The Health 202: McConnell places all his chips on health care gambit – Washington Post


Senate Majority Leader Mitch McConnell is charging onward in his quest to pass a health-care bill reshaping Obamacare, announcing yesterday that a draft will be ready on Thursday for a potential vote next week. From his perspective, a vote can’t happen fast enough.

Lobbyists and aides say the majority leader wants to move health care off his plate as quickly as possible. McConnell (R-Ky.) appears to believe the issue could be a political sinkhole, which could bury his chances of retaining the Senate majority next year. The House version is deeply unpopular, and there’s little indication the Senate bill will be much more palatable to voters.

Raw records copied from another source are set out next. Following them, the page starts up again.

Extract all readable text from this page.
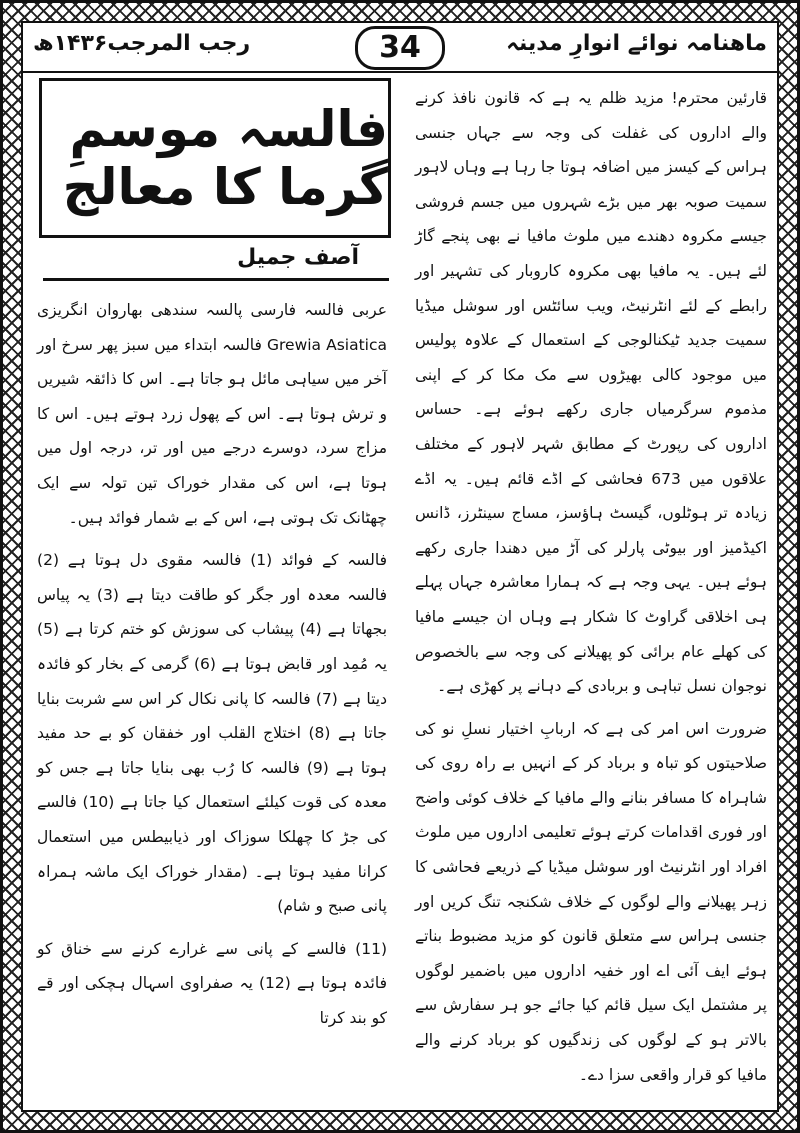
ماھنامہ نوائے انوارِ مدینہ
34
رجب المرجب۱۴۳۶ھ

قارئین محترم! مزید ظلم یہ ہے کہ قانون نافذ کرنے والے اداروں کی غفلت کی وجہ سے جہاں جنسی ہراس کے کیسز میں اضافہ ہوتا جا رہا ہے وہاں لاہور سمیت صوبہ بھر میں بڑے شہروں میں جسم فروشی جیسے مکروہ دھندے میں ملوث مافیا نے بھی پنجے گاڑ لئے ہیں۔ یہ مافیا بھی مکروہ کاروبار کی تشہیر اور رابطے کے لئے انٹرنیٹ، ویب سائٹس اور سوشل میڈیا سمیت جدید ٹیکنالوجی کے استعمال کے علاوہ پولیس میں موجود کالی بھیڑوں سے مک مکا کر کے اپنی مذموم سرگرمیاں جاری رکھے ہوئے ہے۔ حساس اداروں کی رپورٹ کے مطابق شہر لاہور کے مختلف علاقوں میں 673 فحاشی کے اڈے قائم ہیں۔ یہ اڈے زیادہ تر ہوٹلوں، گیسٹ ہاؤسز، مساج سینٹرز، ڈانس اکیڈمیز اور بیوٹی پارلر کی آڑ میں دھندا جاری رکھے ہوئے ہیں۔ یہی وجہ ہے کہ ہمارا معاشرہ جہاں پہلے ہی اخلاقی گراوٹ کا شکار ہے وہاں ان جیسے مافیا کی کھلے عام برائی کو پھیلانے کی وجہ سے بالخصوص نوجوان نسل تباہی و بربادی کے دہانے پر کھڑی ہے۔

ضرورت اس امر کی ہے کہ اربابِ اختیار نسلِ نو کی صلاحیتوں کو تباہ و برباد کر کے انہیں بے راہ روی کی شاہراہ کا مسافر بنانے والے مافیا کے خلاف کوئی واضح اور فوری اقدامات کرتے ہوئے تعلیمی اداروں میں ملوث افراد اور انٹرنیٹ اور سوشل میڈیا کے ذریعے فحاشی کا زہر پھیلانے والے لوگوں کے خلاف شکنجہ تنگ کریں اور جنسی ہراس سے متعلق قانون کو مزید مضبوط بناتے ہوئے ایف آئی اے اور خفیہ اداروں میں باضمیر لوگوں پر مشتمل ایک سیل قائم کیا جائے جو ہر سفارش سے بالاتر ہو کے لوگوں کی زندگیوں کو برباد کرنے والے مافیا کو قرار واقعی سزا دے۔

فالسہ موسمِ گرما کا معالج
آصف جمیل

عربی فالسہ فارسی پالسہ سندھی بھاروان انگریزی Grewia Asiatica فالسہ ابتداء میں سبز پھر سرخ اور آخر میں سیاہی مائل ہو جاتا ہے۔ اس کا ذائقہ شیریں و ترش ہوتا ہے۔ اس کے پھول زرد ہوتے ہیں۔ اس کا مزاج سرد، دوسرے درجے میں اور تر، درجہ اول میں ہوتا ہے، اس کی مقدار خوراک تین تولہ سے ایک چھٹانک تک ہوتی ہے، اس کے بے شمار فوائد ہیں۔

فالسہ کے فوائد (1) فالسہ مقوی دل ہوتا ہے (2) فالسہ معدہ اور جگر کو طاقت دیتا ہے (3) یہ پیاس بجھاتا ہے (4) پیشاب کی سوزش کو ختم کرتا ہے (5) یہ مُمِد اور قابض ہوتا ہے (6) گرمی کے بخار کو فائدہ دیتا ہے (7) فالسہ کا پانی نکال کر اس سے شربت بنایا جاتا ہے (8) اختلاج القلب اور خفقان کو بے حد مفید ہوتا ہے (9) فالسہ کا رُب بھی بنایا جاتا ہے جس کو معدہ کی قوت کیلئے استعمال کیا جاتا ہے (10) فالسے کی جڑ کا چھلکا سوزاک اور ذیابیطس میں استعمال کرانا مفید ہوتا ہے۔ (مقدار خوراک ایک ماشہ ہمراہ پانی صبح و شام)

(11) فالسے کے پانی سے غرارے کرنے سے خناق کو فائدہ ہوتا ہے (12) یہ صفراوی اسہال ہچکی اور قے کو بند کرتا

McConnell feels strongly that Republicans must pass some kind of rollback after promising for seven years to do so, but he wants it done and out of the way — fast. And the majority leader is deeply aware there’s a strong possibility the whole effort might lose steam if his members return to their home states for the Fourth of July recess without finishing their work on health care before then.

Staff is now putting the finishing touches on a draft bill as the GOP leadership tries behind closed doors to bring Republicans on board with it. Leaders have planned a big meeting Thursday morning to start whipping members, per Politico.

But Republicans are hardly out of the danger zone. It remains unclear exactly how McConnell will get about five to seven holdout senators to sign off on the forthcoming measure (Politico also has a useful list of senators most likely to oppose the bill and why). Some key members, including Finance Committee Chairman Orrin G. Hatch (R-Utah), don’t appear at all certain they’re nearing a resolution. “Didn’t seem like it to me,” Hatch told my colleagues Sean Sullivan, Juliet Eilperin and Kelsey Snell yesterday.

McConnell’s can’t-attack-what-you-can’t-see approach of not holding committee hearings is deeply irking a growing chorus of members as even some Republicans join Democrats in criticizing the majority leader’s methods. “The secretive effort has alarmed Senate Democrats and even some Republicans,” Sean, Kelsey and Juliet write. “Some Republicans said they were confused about the bill taking shape, voicing frustration about the lack of transparency or warning against rushing.”